US President John F. Kennedy astounded the world with his idea of founding a Peace Corps. “Ask not what your country can do for you – ask what you can do for your country.”

We, the undersigned, wish to provide a mouthpiece for European civil society. For this reason, we are asking the European Commission and national governments, the European Parliament and national parliaments to create a Europe of actively employed citizens and to secure the financial and legal requirements for the European Year of Volunteering for Everyone – as a counter-model to the top-down Europe, the Europe of elites and technocrats that has prevailed up to now that considers itself responsible for forging the destiny of the citizenry of Europe – if need be, against its will. For it is this unspoken maxim of European politics that is threatening to destroy the entire European project.

The aim is to democratize the national democracies in order to rebuild Europe in the spirit of the rallying cry: Don’t ask what Europe can do for you but ask what you can do for Europe – by Doing Europe!

No progressive thinker – from Jean-Jacques Rousseau to Jürgen Habermas – ever wanted a democracy that consists merely in being able to periodically vote. The debt crisis that is currently driving Europe apart is not simply an economic problem but also a political one. We need a European civil society and the vision of younger generations if we are going to solve the burning issues of today. We cannot afford to allow Europe to be transformed into the target of an “angry movement” of citizens protesting against a Europe without Europeans. Europe cannot function without Europeans committed to its cause, and Europeans cannot do Europe unless they can breathe the air of freedom.

The practical action transcending the narrow bounds of nation-state, ethnicity and religion that the European Year of Volunteering for Everyone is meant to promote is not intended as an institutionalized fig leaf for European failures. The vision is instead to open up space for creativity. Far from being a means of providing hand-outs to unemployed youth, the European Year of Volunteering for Everyone is an act of self-assertion by European civil society: an act that can be used to construct a new proactive constitution from the bottom up in order to reestablish Europe’s political creativity and legitimacy. Political freedom cannot survive in an atmosphere of fear. It only thrives and becomes established where people have a roof over their heads and know how they are going to live tomorrow and in their old age. That is why the European Year of Volunteering for Everyone needs a robust foundation of finance. We ask businesses in Europe to make their appropriate contribution.

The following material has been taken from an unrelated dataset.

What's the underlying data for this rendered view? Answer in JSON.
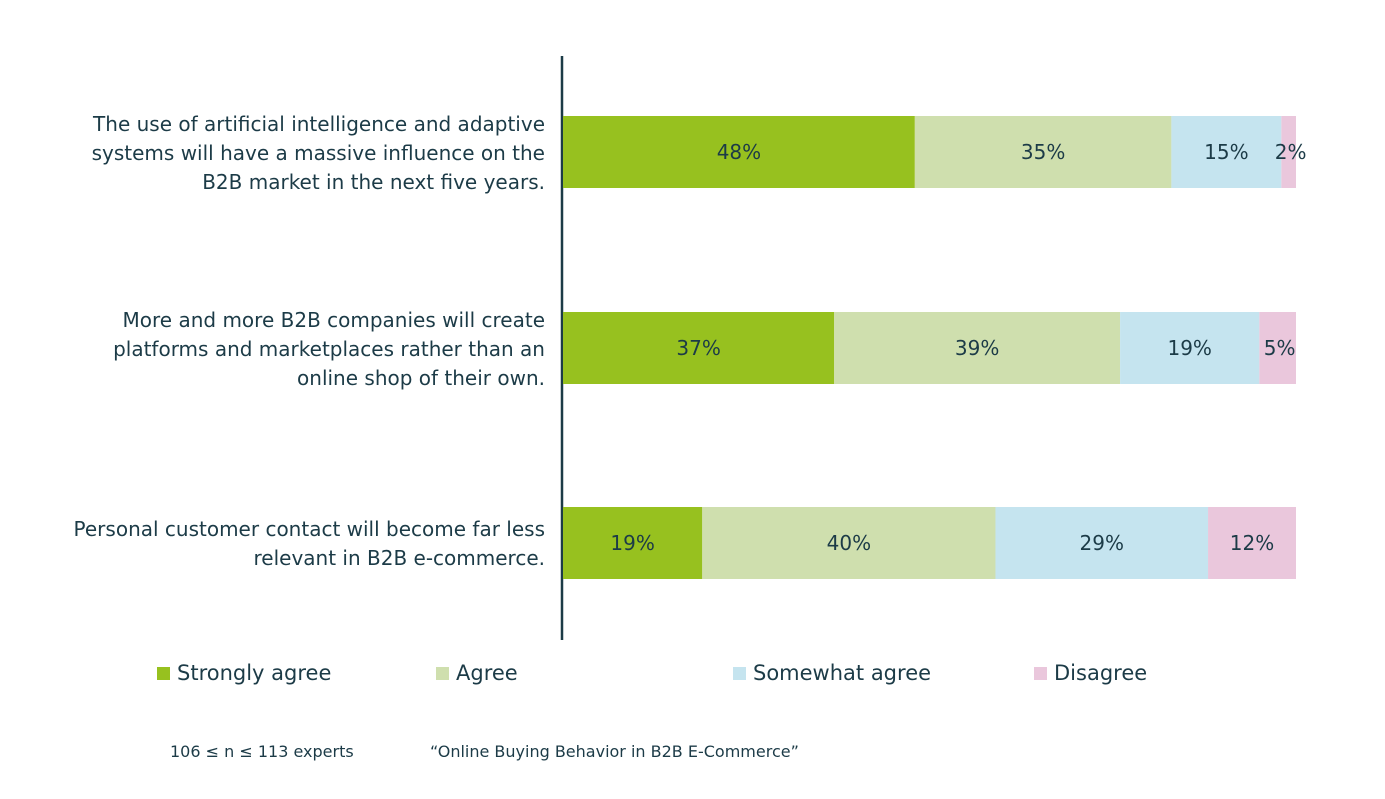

If Europe is to develop a bottom-up culture, it cannot afford to fall back on predefined courses of action. The citizens of such a Europe will want to go to other countries and get involved in transnational problem areas in which national states are no longer able to offer appropriate solutions – environmental degradation, climate change, mass movements of refugees and migrants, and far-right radicalism. They will also want to make use of European networks of art, literature and theater as stages to promote the European cause. A new contract needs to be agreed between the state, the EU, the political structures of civil society, the market, social security and environmental sustainability.

What is good about Europe? What is the value of Europe to us? Which model could and should be the basis for Europe in the 21st century? These are open questions which urgently need to be addressed. For us in “We are Europe” the answer is this: Europe is a laboratory of political and social ideas without parallel anywhere else in the world. But what constitutes European identity? You might say that Europeanness arises out of dialog and dissent between the many different political cultures – of the “Citoyen”, the “Citizen”, the “Staatsbuerger”, the “Burgermaatschappij”, the “Ciudadano”, the “Obywatel”. But Europe is also about irony; it is about being able to laugh about ourselves. There is no better way to fill Europe with life and laughter than for ordinary Europeans to come together to act on their own initiative.